A Fire-Resistant Home? Here are Materials That Should be Used for Homes in the Fire Zone

A man built his vacation home in the fire zone, and when the Thomas Fire blazed through, it reached his property. But it didn't burn it down. He says it's due to his fire-resistant design and materials, and officials are saying it's the way to go.

As Woolsey Fire victims start to rebuild their homes, fire experts say they need to rethink how they rebuild. And maybe they should be doing it the way Jeremy wolf did — rebuilding with specific materials to prevent their home from burning down in a future fire.

"It’s a beautiful place to spend time," said Jeremy Wolf about his weekend home in Ojai Valley. He built the house five years ago, and knew he had to rebuild wisely.

"We knew we were building in a wildfire zone," Wolf said. "We wanted to build something that was as fire resistant as possible."

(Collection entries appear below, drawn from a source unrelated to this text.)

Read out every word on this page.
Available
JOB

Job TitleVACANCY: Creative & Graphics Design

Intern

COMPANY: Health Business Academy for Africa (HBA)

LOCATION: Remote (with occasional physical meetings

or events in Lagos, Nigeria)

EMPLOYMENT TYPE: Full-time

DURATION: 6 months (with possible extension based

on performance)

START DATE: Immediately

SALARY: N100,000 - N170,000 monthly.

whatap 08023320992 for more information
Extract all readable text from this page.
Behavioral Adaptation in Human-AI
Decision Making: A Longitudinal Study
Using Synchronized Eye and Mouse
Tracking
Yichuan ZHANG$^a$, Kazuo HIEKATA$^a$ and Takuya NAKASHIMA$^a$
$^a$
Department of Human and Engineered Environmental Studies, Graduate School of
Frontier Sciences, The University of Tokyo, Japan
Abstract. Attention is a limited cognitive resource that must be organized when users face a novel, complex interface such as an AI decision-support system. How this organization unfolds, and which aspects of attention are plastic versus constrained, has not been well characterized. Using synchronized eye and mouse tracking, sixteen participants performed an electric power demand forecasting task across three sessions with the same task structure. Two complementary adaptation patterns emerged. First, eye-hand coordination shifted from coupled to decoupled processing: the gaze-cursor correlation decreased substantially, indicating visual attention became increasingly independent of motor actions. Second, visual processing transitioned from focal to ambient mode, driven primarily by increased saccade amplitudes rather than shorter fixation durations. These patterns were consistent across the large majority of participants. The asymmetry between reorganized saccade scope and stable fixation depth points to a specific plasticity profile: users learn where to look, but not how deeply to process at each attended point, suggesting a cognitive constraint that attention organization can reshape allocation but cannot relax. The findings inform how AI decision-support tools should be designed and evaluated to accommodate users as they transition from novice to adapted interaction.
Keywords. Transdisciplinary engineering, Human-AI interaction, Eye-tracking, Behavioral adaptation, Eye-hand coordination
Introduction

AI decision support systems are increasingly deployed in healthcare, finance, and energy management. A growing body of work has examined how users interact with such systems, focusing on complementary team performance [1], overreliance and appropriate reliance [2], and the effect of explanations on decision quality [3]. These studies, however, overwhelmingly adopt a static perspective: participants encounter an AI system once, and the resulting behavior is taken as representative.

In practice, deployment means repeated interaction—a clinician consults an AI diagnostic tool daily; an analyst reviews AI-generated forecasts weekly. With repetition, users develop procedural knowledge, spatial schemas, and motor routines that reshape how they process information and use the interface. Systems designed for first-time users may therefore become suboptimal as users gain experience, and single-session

Wolf said it all started with an architect, Abeer Sweis, who said she’s taking calls every day about building fire resistant homes.

So how do you build a fire resistant home?

For Wolf, he used concrete blocks for the exterior walls.

All the windows are double-paned, tempered glass — making it more challenging for heat to break through.

The horizontal surfaces — like the balcony, where embers could land — are made of a fireproof material.

The railings are metal, and the roof is steel. Wolf didn’t use much wood, and where he did — it’s a think, timber grade.

"Anything that can burn would be difficult to ignite," Wolf said.

Wolf said it cost him 10-15 percent more to build this way. And it paid off. The Thomas Fire ripped through the area just over a year ago.

"The phrase 'It looked like Armageddon' is a little overused, but it did feel that way," Wolf said.

The scars are still visible on the valley’s landscape. But Wolf’s home was untouched.

"The fire actually came on the property," he said. "We were very relieved, and very relieved that we’d chosen to build this way."

Verdugo Academy Fire Chief Sam DiGiovanna said Wolf and Sweis did everything right. He encourages other homeowners to rethink how they rebuild.

"What we do is build homes just the same way we have in the past, we repeat it," DiGiovanna said. "And history repeats itself."

"If I was to build another home in this area, I’d build the exact same way," Wolf said.